Quotes from A Thousand Days in Venice by Marlena de Blasi
“Why can’t destiny announce itself? It could be a twelve headed ass, wear purple trousers or a name tag. All I know is that I don’t fall in love, neither at first sight nor easily over time. My heart is rusty from the old pins that hold it shut. That’s what I believe about myself.”
“Quick to cry as I am to smile, who can tell me why? A long-ago something that still rasps inside me. Much of my crying is for joy and wonder than than pain. Everyday beauty. I cry for how life intoxicates. And maybe, just a little, for how swiftly it runs.”
“If I could give Venice to you for a single hour, it would be this hour, and it would be in this chair that I would sit you, knowing I would be close by, checking on your comfort. Knowing that the night that comes to thieve that lush last light would also be off with your heartaches. That’s how it would be.”
“Some people ripen, some rot. We grow sometimes, but we never change. Can’t do it. No one can. Who we are is fixed. There isn’t a soul who can unfix another soul, not even his own.”
“I know a woman who says it’s only at three o’clock in the morning when anyone can measure things. She says if you love yourself at three o’clock in the morning, if there’s someone in your bed that you love at least as much as you love yourself, if your heart is quiet in your chest and neither muses nor shades crowd the room, it probably means things are well. It’s the hardest moment to lie to yourself .”
“Why scurry? Why settle something before it needs to be settled? If enough time passes between the settings and the finishing, one might find one’s self not needing what it was one settled on and someone else finally finished. And anyway, where is the joy in endings?”

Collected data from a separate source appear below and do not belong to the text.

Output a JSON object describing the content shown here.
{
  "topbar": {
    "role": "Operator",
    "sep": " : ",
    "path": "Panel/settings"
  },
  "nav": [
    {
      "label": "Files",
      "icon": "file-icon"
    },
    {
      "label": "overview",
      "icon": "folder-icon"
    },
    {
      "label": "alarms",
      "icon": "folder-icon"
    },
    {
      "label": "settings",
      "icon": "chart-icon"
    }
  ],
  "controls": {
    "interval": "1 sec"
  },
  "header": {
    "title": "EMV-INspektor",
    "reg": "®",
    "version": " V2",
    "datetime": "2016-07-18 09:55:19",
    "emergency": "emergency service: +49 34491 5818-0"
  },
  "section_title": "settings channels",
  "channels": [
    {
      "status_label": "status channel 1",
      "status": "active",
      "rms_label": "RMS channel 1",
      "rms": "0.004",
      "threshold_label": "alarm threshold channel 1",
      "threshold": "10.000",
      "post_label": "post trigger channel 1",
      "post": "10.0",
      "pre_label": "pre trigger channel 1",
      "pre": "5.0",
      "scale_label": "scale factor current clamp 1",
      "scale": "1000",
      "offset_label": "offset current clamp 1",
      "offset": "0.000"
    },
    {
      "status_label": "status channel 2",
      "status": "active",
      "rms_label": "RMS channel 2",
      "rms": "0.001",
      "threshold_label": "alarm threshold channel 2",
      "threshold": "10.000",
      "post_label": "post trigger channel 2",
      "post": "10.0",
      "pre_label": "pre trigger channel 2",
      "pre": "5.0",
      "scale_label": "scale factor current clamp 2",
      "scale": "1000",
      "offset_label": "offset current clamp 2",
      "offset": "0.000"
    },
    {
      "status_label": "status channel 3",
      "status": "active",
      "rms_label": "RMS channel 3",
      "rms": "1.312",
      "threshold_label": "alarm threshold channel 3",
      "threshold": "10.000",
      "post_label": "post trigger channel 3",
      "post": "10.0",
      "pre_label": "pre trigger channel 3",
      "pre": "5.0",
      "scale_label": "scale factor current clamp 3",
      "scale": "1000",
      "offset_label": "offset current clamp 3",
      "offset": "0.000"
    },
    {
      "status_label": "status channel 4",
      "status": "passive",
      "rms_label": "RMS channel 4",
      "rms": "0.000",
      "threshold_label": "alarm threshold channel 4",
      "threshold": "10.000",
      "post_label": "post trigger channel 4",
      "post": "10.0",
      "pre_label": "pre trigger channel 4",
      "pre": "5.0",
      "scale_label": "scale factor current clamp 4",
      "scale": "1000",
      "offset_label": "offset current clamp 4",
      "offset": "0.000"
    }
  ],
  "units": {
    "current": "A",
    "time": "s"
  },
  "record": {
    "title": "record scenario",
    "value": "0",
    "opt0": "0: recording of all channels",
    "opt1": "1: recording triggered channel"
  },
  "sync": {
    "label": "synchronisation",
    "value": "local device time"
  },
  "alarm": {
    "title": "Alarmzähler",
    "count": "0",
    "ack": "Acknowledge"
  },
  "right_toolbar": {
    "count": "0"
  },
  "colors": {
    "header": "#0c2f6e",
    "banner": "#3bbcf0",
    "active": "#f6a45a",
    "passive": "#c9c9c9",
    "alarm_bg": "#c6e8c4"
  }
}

“I don’t pretend to understand these feelings, but I’m willing to let the inexplicable sit sacred.”
“He holds his arms out to catch me, kissing me and kissing me so hard I can hardly catch my breath. I think, perhaps, this is how the world should end.”
“How strange it is, sometimes, which conversations or events stays with us while so much else melts as fast as April snow.”
“Too often it is we who won’t let life be simple. Why must we squeeze it and bite it and slam it against what we’ve convinced ourselves are our great powers of reason?”
“Take my hand and grow young with me. Don’t rush. Don’t sleep. Be a beginner. Light the candles. Keep the fire. Dare to love someone. Tell yourself the truth. Stay inside the rapture.”
“This is what I’ve always wanted. I’ve wanted to belong, to matter, to cherish and be cherished. I wanted life to be that romantic, that simple and safe. Is it ever that way? Is anyone ever sure?”
“I saw you only in profile and I kept walking toward you. I stopped a few feet from you, and I just stood still, taking you in. I began to follow you, but I stopped because I had no idea what I’d do if I came face-to-face with you. I mean, what would I say? How could I find a way to talk to you? And so I let you go. I looked for you the next day but I knew you were gone. If only I’d see you walking alone somewhere, I could stop you, I would tell you how beautiful you are. I never found you, so I held you in my mind. Then I saw you the other day sitting there and I realized it was you. Somehow I’ve been loving you since that afternoon. I fell in love with you, not at first sight, because I saw only a part of your face. With me, it was love at half sight. It was enough.”